Project Management

The people working on PUDL are distributed all over North America. Collaboration takes place online. We make extensive use of Github’s project management tools as well as Zenhub which provides additional features for sprint planning, task estimation, and progress reports.

Issues and Project Tracking

We use Github issues to track bugs, enhancements, support requests, and just about any other work that goes into the project. Try to make sure that issues have informative tags so we can find them easily.

We use Zenhub Sprints, Epics, and Releases to track our progress. These won’t be visible unless you have the ZenHub browser extension installed.

GitHub Workflow

  • We have 2 persistent branches: main and dev.

  • We create temporary feature branches off of dev and make pull requests to dev throughout our 2 week long sprints.

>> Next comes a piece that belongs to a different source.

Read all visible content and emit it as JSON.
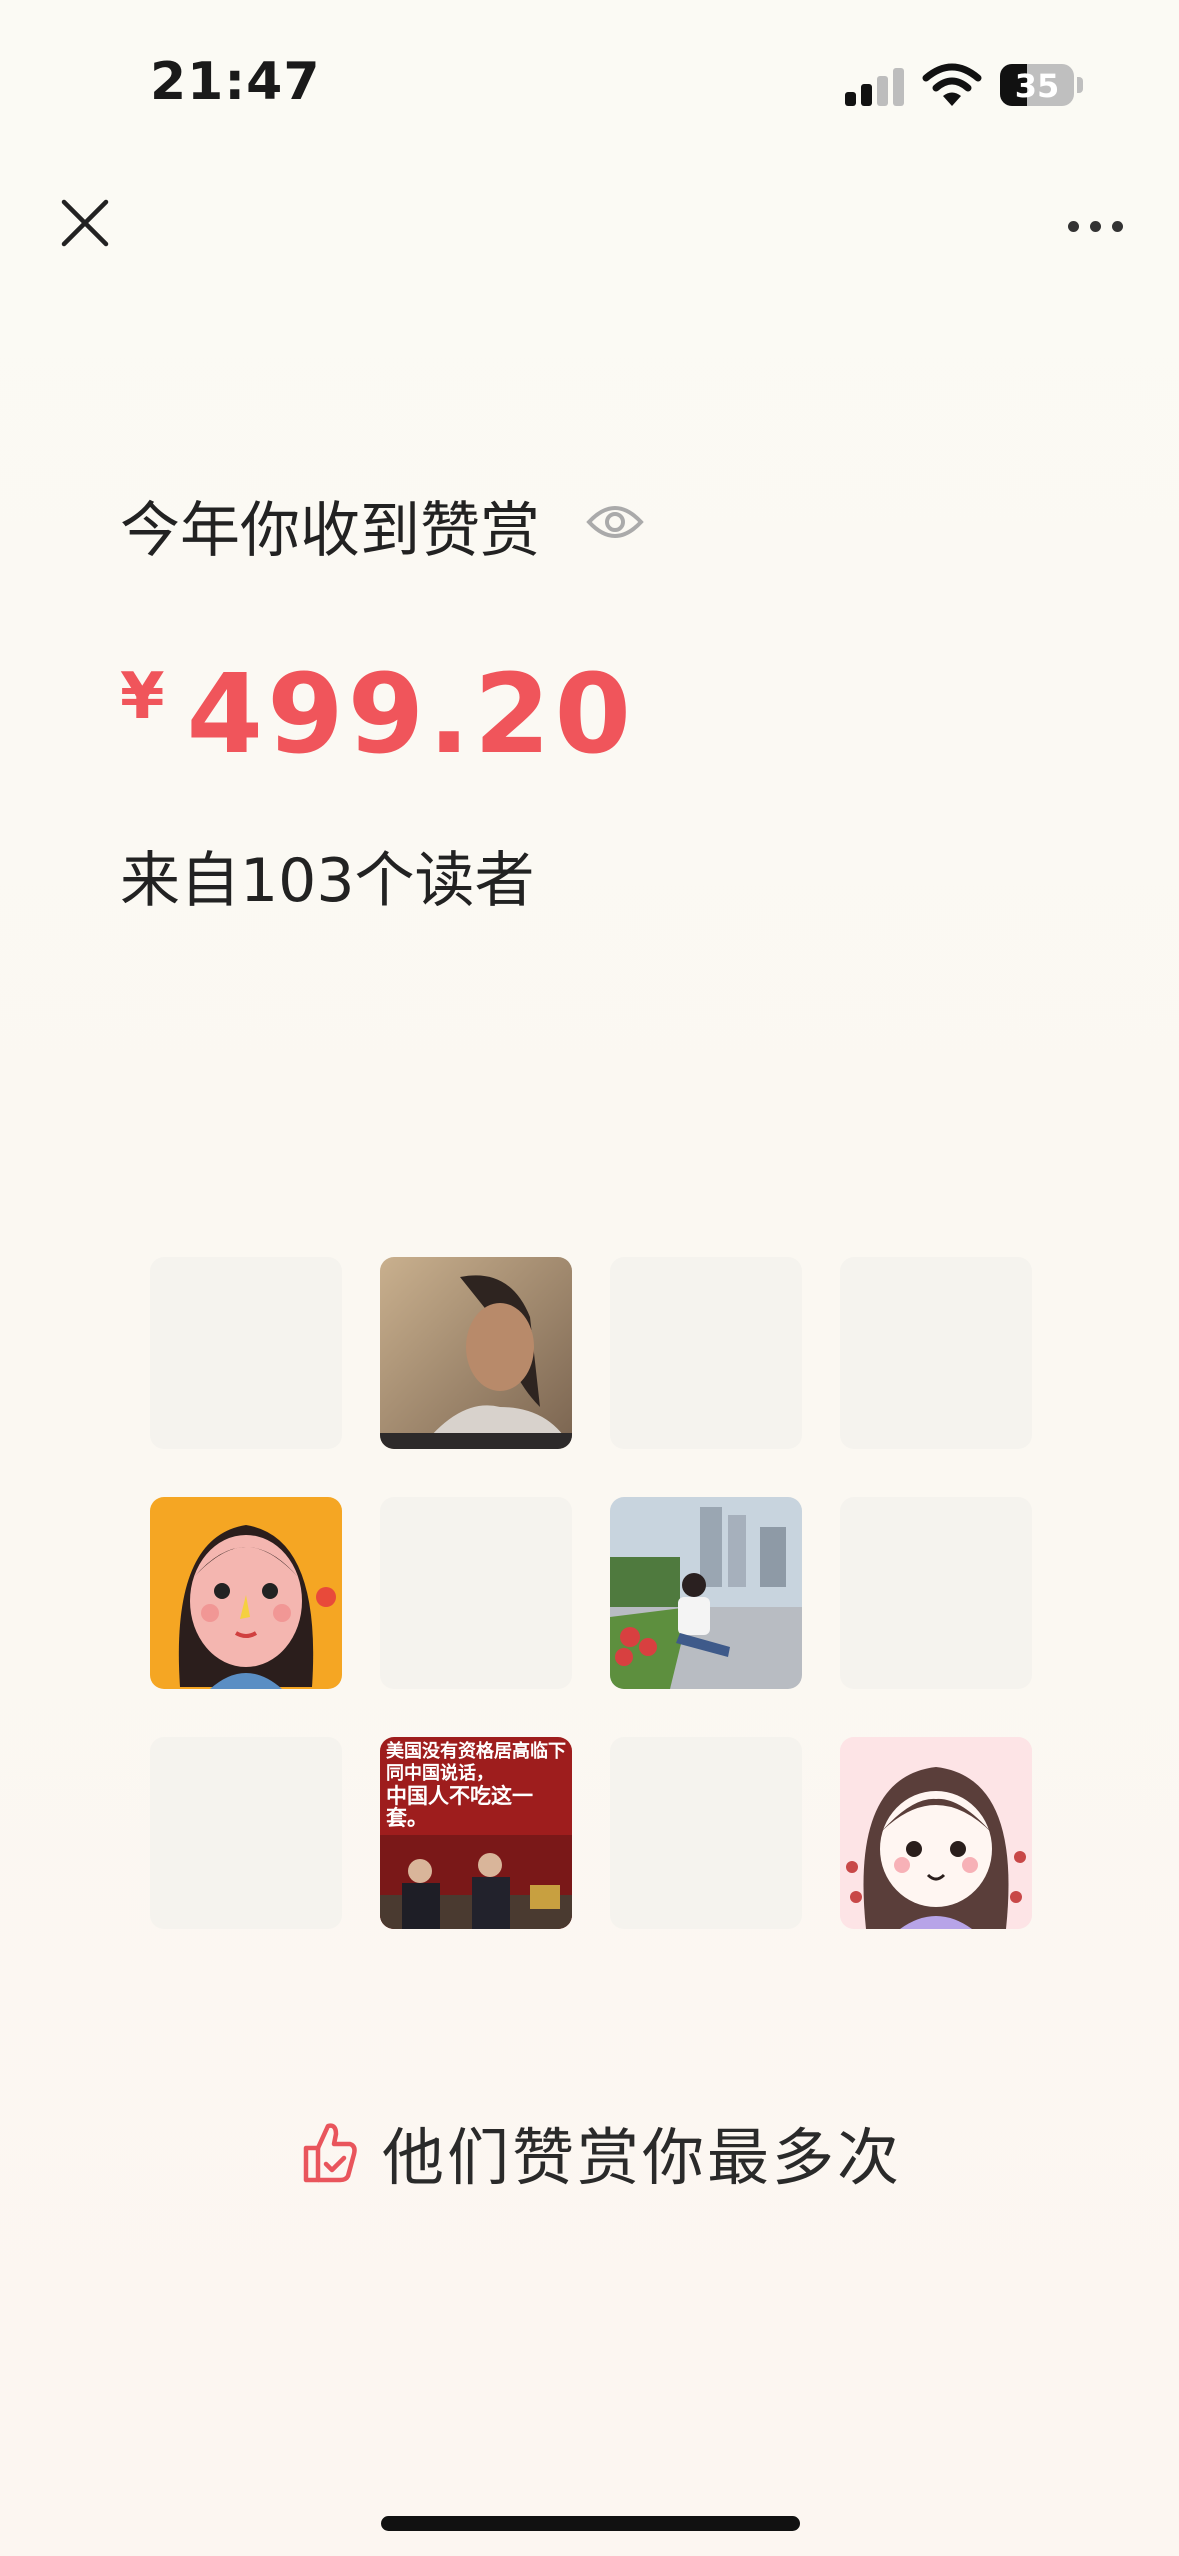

  • At the end of each sprint, assuming all the tests are passing, dev is merged into main.

Pull Requests

  • Before making a PR, make sure the tests run and pass locally, including the code linters and pre-commit hooks. See Set Up Code Linting for details.

  • Don’t forget to merge any new commits to the dev branch into your feature branch before making a PR.

  • If for some reason the continuous integration tests fail for your PR, try and figure out why and fix it, or ask for help. If the tests fail, we don’t want to merge it into dev. You can see the status of the CI builds in the GitHub Actions for the PUDL repo.

  • Please don’t decrease the overall test coverage – if you introduce new code, it also needs to be exercised by the tests. See Testing PUDL for details.

  • Write good docstrings using the Google format

  • Pull Requests should update the documentation to reflect changes to the code, especially if it changes something user-facing, like how one of the command line scripts works.

Releases

  • Periodically, we tag a new release on main and upload the packages to the Python Package Index and conda-forge.

  • Whenever we tag a release on Github, the repository is archived on Zenodo and issued a DOI.

  • For some software releases we archive processed data on Zenodo along with a Docker container that encapsulates the necessary software environment.

User Support

We don’t (yet) have funding to do user support, so it’s currently all community and volunteer based. In order to ensure that others can find the answers to questions that have already been asked, we try to do all support in public using Github issues.